(閑話)影の薄いボッチ vs 女子たちの会話
部屋割りが行われたあと、まずは女子から部屋に案内されることになった。
可愛らしいメイド服を着たメイドたちが、ぺこりと頭を下げる。
「どうぞこちらです」
女子たちは、メイドたちに付いて神殿の外に出た。
外は手入れの行き届いた西洋風の庭園で、木々の若葉が少し冷たい風に揺れている。
「……なんか別世界って感じだね」
「本当に異世界なんだね」
そんなことをヒソヒソ話ながらメイドたちに付いて歩いて行くと、目の前に大きな建物が見えてきた。
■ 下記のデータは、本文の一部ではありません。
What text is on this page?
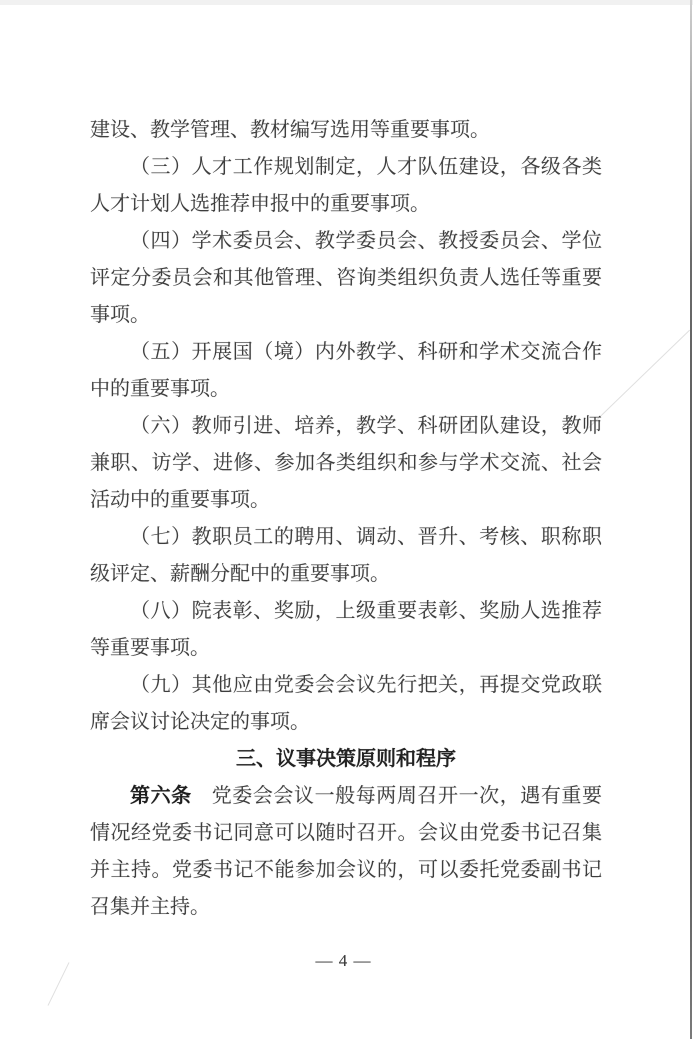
建设、教学管理、教材编写选用等重要事项。

（三）人才工作规划制定，人才队伍建设，各级各类人才计划人选推荐申报中的重要事项。

（四）学术委员会、教学委员会、教授委员会、学位评定分委员会和其他管理、咨询类组织负责人选任等重要事项。

（五）开展国（境）内外教学、科研和学术交流合作中的重要事项。

（六）教师引进、培养，教学、科研团队建设，教师兼职、访学、进修、参加各类组织和参与学术交流、社会活动中的重要事项。

（七）教职员工的聘用、调动、晋升、考核、职称职级评定、薪酬分配中的重要事项。

（八）院表彰、奖励，上级重要表彰、奖励人选推荐等重要事项。

（九）其他应由党委会会议先行把关，再提交党政联席会议讨论决定的事项。

三、议事决策原则和程序

第六条 党委会会议一般每两周召开一次，遇有重要情况经党委书记同意可以随时召开。会议由党委书记召集并主持。党委书记不能参加会议的，可以委托党委副书记召集并主持。

— 4 —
西洋風の豪邸といった感じで、アニメや漫画に出てきそうな雰囲気だ。
メイドの1人が口を開いた。
「皆様のお住まいはこちらになります」
どうやら、この豪邸は異世界勇者のために用意した屋敷らしい。
女子たちが思わずといった風に声を上げた。
「え? 貸切ってこと?」
「マジか!」
その後、彼女たちはメイドたちに付いて建物に入った。
中は、広々としており、洒落た雰囲気が漂っている。
メイドによると、建物内には食堂もあるようで、普段はそこで食事をしたり食べ物をもらったりできるらしい。
「わあ! 貴族令嬢っぽい!」
「こういう所、1回住んでみたかった!」
キョロキョロと周囲を見回して歩きながら、女子たちが嬉しそうな声を上げる。
そして、案内されたのは教室くらいありそうな大きくて立派な部屋だった。
部屋の中には、西洋貴族が使っていそうなベッドが3つ、クローゼット、机、ソファセットなどが置いてある。
女子たちから驚きの声が上がった。
「え、広ーい!」
「天蓋付きベッドだ!」
「家具も超かわいい!」
喜ぶ彼女たちを見て、メイドたちがどこか嬉しそうに
「ごゆっくり、後ほどまた参ります」
と言って去って行く。
残された女子たちは、部屋中をチェックした。
「あ! お風呂、猫足だ!」
「良かった! トイレもある!」
「さすがにネットはないか……」
「スマホ圏外だし終わったわ……」
など隅から隅まで調べて回る。
――そして、約30分後。
1軍女子と2軍女子の一部が、1つの部屋に集まってソファやベッドに寝転んでくつろいでいた。
学級委員長の黒髪美人・近藤萌がため息をついた。
「それにしても、本当に異世界に来ちゃったね」
「ホントびっくりだよね!」
「最初いきなり脅されて驚いたよね」
「ねー! うちらのこと試してただけっぽいけど、本当かな?」
「本当だといいけど、気を付けないとね」
女子たちが、うんうん、とうなずきあう。
うち1人が口を開いた。
「それにしても、あの王女様に反抗した彼、びっくりしたね」
「いきなり出てきて何事かと思ったよ」
「驚いた」
他の1人が心配そうな顔をした。
「あれって無事だったんだよね?」
「うん。普通に部屋割り当てられてたみたいだから、多分大丈夫だと思う」
「そっか、そっか、とりあえず良かったよね」
女子たちが安堵する。
そして、誰からともなく声を潜めた。
「……てか、冷静に考えたら、あの彼やばかったよね」
「あー、分かる。正気じゃない感じだったよね」
「私も思った! 目がいっちゃってた!」
誰かがボソッとつぶやいた。
「……あの人、なんて名前だっけ?」
「うーん、何だっけ?」
「西田とかいう名前じゃなかったっけ」
「誰か東田って言ってたよ?」
茶髪の元気そうな女子――ダンス部所属の北川梨花が思い出すような顔で口を開いた。
「……南田太一、だったと思う」
「南田太一? ……あー、なんか聞いたことある気がする! よく覚えてたね」
うん、と梨花がうなずいた。
「同じクラスになったことはないけど、同じ小学校だった。確か学級新聞の四コマ漫画描いてた気がする」
「へえ、どんな話?」
「ニセパンマンっていう変なパンのヒーローが世界を救う話」
「ふ、ふうん」
何となく引き気味になる女子たち。
その後、女子たちは取り留めもない話に花を咲かせた。
王女様のファッションや今日の夕食についなど、楽しそうに話し合う。
そして、
「じゃあ、一旦部屋に戻るね」
「またね~」
そう挨拶しあうと、女子たちはそれぞれ部屋に戻っていった。